As you said, the things that people said a year ago sound ridiculous in comparison to what they`re saying now. It`s a total reversal. And as Jonathan said, he didn`t like flipping. He thought it should be almost illegal. And now he wants people to flip. It`s the same thing. I believe that the kind of people who flipped to testify to the truth are the ones I want to count on.
O`DONNELL: And Jonathan, included in "Politico`s" report about this tonight, it says that Jeff Sessions has also alienated presidential son-in- law and adviser Jared Kushner. Now, Jared Kushner is a subject at minimum of the special prosecutor`s investigation, an investigation that Jeff Sessions has recused himself from. And so here we have Donald Trump and his son-in-law both being investigated by the special prosecutor, both want to get rid of the attorney general so they can get someone new in there controlling the special prosecutor.
CAPEHART: Lawrence, aren`t these the same two people who thought it would be a great idea to fire James Comey as FBI director? I seem to recall that it was Jared Kushner who was in the fire Comey camp. And if I`m wrong about that, I will come back and apologize for it.
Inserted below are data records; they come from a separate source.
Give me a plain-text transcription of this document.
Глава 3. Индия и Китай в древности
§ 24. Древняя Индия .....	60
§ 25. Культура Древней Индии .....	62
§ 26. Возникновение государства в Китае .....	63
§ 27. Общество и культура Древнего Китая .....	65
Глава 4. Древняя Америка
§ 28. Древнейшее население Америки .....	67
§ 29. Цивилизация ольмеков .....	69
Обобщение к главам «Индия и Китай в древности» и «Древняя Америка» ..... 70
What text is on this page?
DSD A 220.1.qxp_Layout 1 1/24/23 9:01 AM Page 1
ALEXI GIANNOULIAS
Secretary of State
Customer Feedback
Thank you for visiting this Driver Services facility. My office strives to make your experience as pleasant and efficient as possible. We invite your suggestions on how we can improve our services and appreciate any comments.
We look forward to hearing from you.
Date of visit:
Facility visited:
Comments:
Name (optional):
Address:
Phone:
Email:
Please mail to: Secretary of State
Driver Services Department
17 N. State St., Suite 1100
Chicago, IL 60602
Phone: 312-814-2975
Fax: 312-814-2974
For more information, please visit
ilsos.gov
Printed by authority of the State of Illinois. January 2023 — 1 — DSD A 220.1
But if it was a bad idea to fire Comey, it should dawn on them, as Jill said, that it would be an incredibly bad idea to fire Jeff Sessions as attorney general.
And if the president does do it, because at this point it seems like it`s a matter of time, will that be the moment that folks on Capitol Hill find their spies? According to this "Politico" report, that might not be it but if you`re not going to stand up for the rule of law and democracy in defending Attorney General Sessions, then will the spine grow in place if the president does indeed find a way to fire Mueller or Rod Rosenstein?
At this point, and I can`t believe I`m saying this as an American, at this point I have no faith in the Republican majority on Capitol Hill. These are the same people when I was growing up who were all about the rule of law, all about standing up for our institutions, and yet when both are threatened, they`re nowhere to be found.
O`DONNELL: Jill, I want to squeeze in a mention about the change of venue motion in the Paul Manafort trial which is the strangest change of venue motion I have ever seen. Purely political. They`re saying they want basically more Trump voters on the jury or all Trump voters on the jury. They fear how many Clinton voters would be on the jury in the District of Columbia.
And it is an arguably racist change of venue motion. They clearly are saying, "Please take it out of an area where we would get black jurors and move it specifically to Southwestern Virginia in avoidance of both Democrats on the jury and black people on the jury.
WINE-BANKS: That is exactly what it is. It is a racist, awful thing to do. But it also makes no sense because I want to point out that the juror who has come forward from the current trial, from the Eastern District of Virginia, is a loyal Trump voter. She thinks that this is a witch hunt and that it`s a hoax, but she would have voted for all 18 counts against Paul Manafort based on the evidence.
And in the end, jurors vote on the evidence. They look at the facts. And whether they are Democrats or blacks in D.C. or whites in Roanoke who are Republican Trump voters, they will vote to convict if the evidence is there. So it`s a useless motion and it should be denied.
O`DONNELL: Jonathan, I got to give you a quick last word on this change of venue motion, Manafort wanting to get out of the D.C. court down to Southwest Virginia, and we`re just about out of time, so I`m sorry but go ahead.
CAPEHART: Good luck with that, and also remember that part of Virginia, there are black people there too. My family is down there.
O`DONNELL: Jonathan Capehart and Jill Wine-Banks, thank you for joining us tonight. Really appreciate it. We`ll be right back.
O`DONNELL: And that is tonight`s last word. "THE 11TH HOUR WITH BRIAN WILLIAMS" starts now.